The prime attractions of this community include, the Pemberton Museum, the Pemberton Region Airport, and two world-class 18-hole golf courses. The museum details the history of the first nations who lived in the area, with exhibits showing life before contact with Europeans. The regional airport offers daily helicopter tours of the valley, plus paragliding and skydiving. The Big Sky Golf & Country Club, and the Meadows Golf are both located at the base of Mt. Currie beside the Coquitlam River, offering stunning views, coupled with spectacular golf.
Pemberton is 33 km (20 mi) north of Whistler off Hwy 99. From Lillooet the village is accessed via Hwy 99 (Duffy Lake Road).
Before European settlers, the greater Pemberton Valley area was the traditional territory of First Nations peoples of the Interior Salish tribe. Today, Pemberton’s closest neighbouring community, Mount Currie, is the administrative seat of the Lil’wat Nation and their governing body.
Named for Joseph Despard Pemberton, a Surveyor General for the Hudson’s Bay Company in the 1850s, “Port Pemberton” first appeared on a map in 1859 as a supply stop to service the influx of gold seekers. By the early 1880s, as gold fever dwindled, people turned to farming the rich farm lands of the Pemberton Valley.
The first passenger train rolled through Pemberton in 1914, further opening the area to settlers and trade. Throughout its history, agriculture and forestry have been the mainstays of the local economy. The Valley is best known for its seed potatoes, and is affectionately referred to as “Spud Valley” by locals. In 1967, this area became the first commercial seed potato area in the world to grow virus-free seed potatoes.
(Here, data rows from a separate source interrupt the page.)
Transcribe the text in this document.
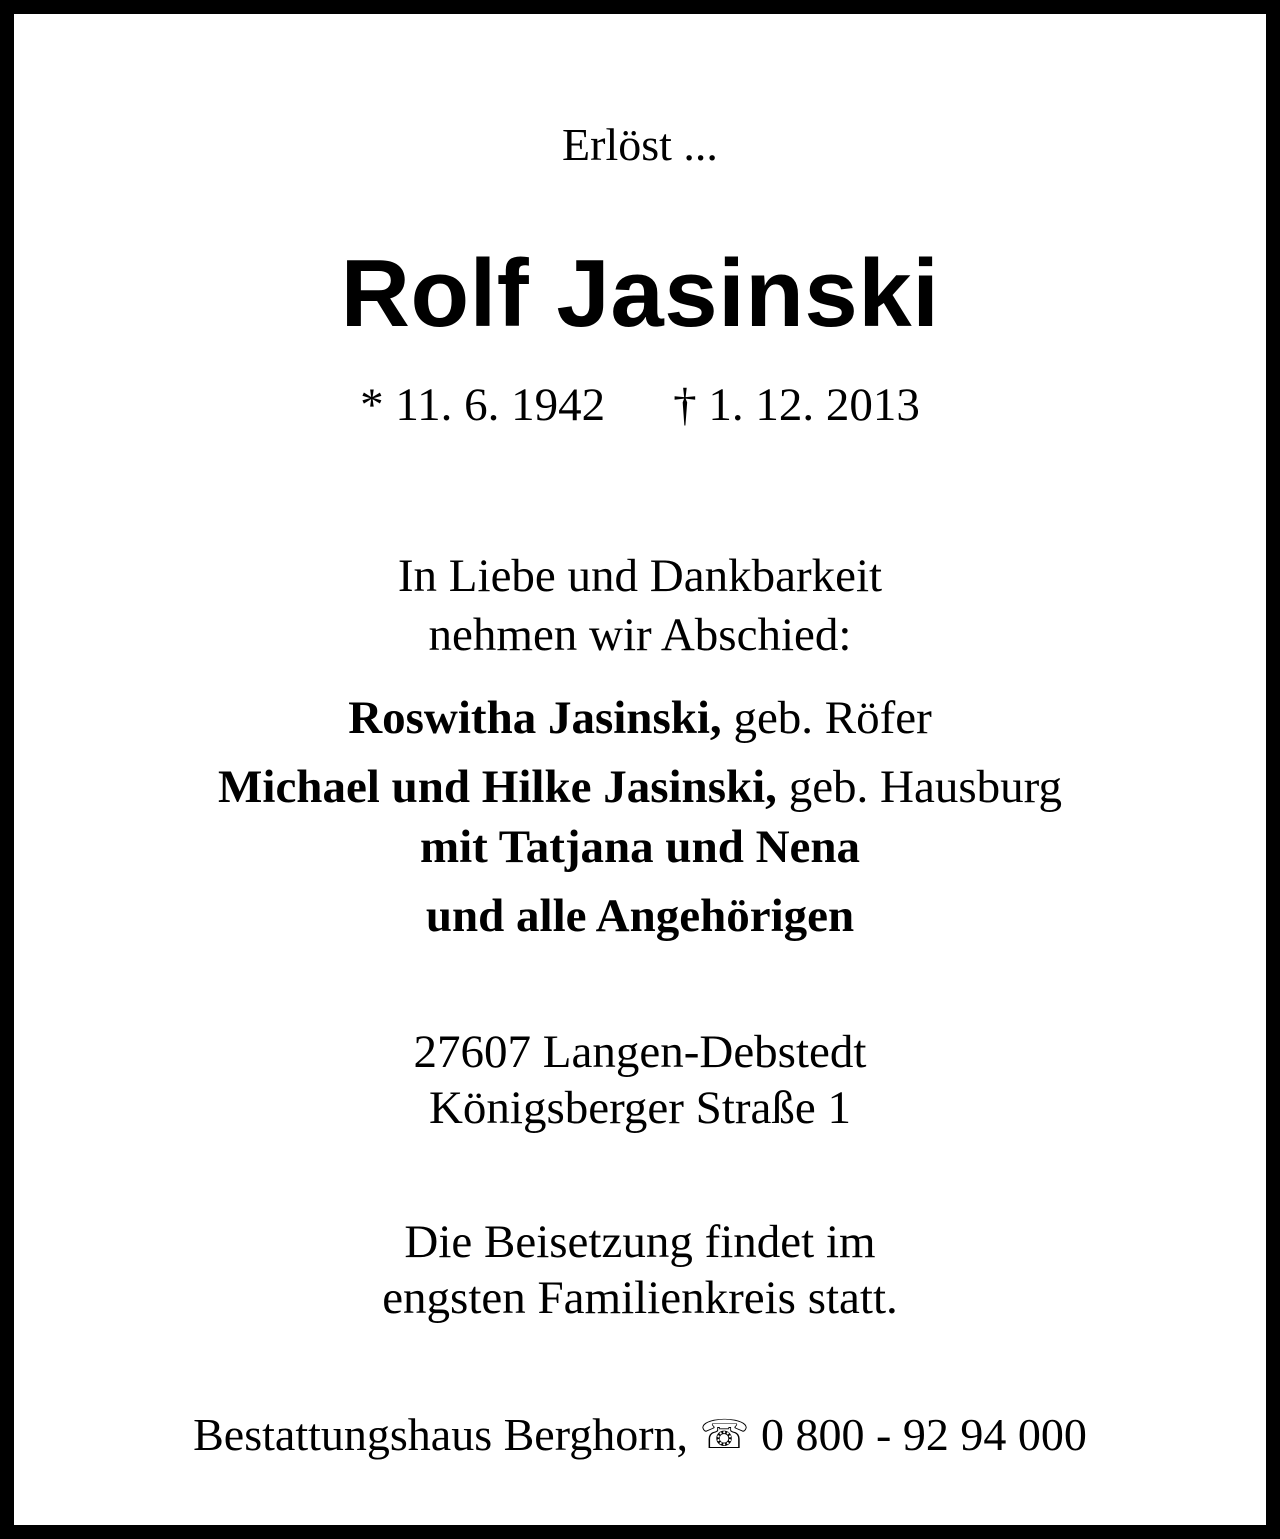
Erlöst ...
Rolf Jasinski
* 11. 6. 1942 † 1. 12. 2013
In Liebe und Dankbarkeit
nehmen wir Abschied:
Roswitha Jasinski, geb. Röfer
Michael und Hilke Jasinski, geb. Hausburg
mit Tatjana und Nena
und alle Angehörigen
27607 Langen-Debstedt
Königsberger Straße 1
Die Beisetzung findet im
engsten Familienkreis statt.
Bestattungshaus Berghorn, ☏ 0 800 - 92 94 000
Travel in and out of the region was largely regulated by the railway until 1975, when southern highway access was added from Whistler. The Duffey Lake road was paved in the late 1980s completing the last section of the scenic drive called the Coast Mountain Circle Tour.
As the fastest growing community in BC, the Village has seen many changes in a short period of time. Agriculture and forestry are still important aspects of local economy, but tourism employs the highest percentages of residents.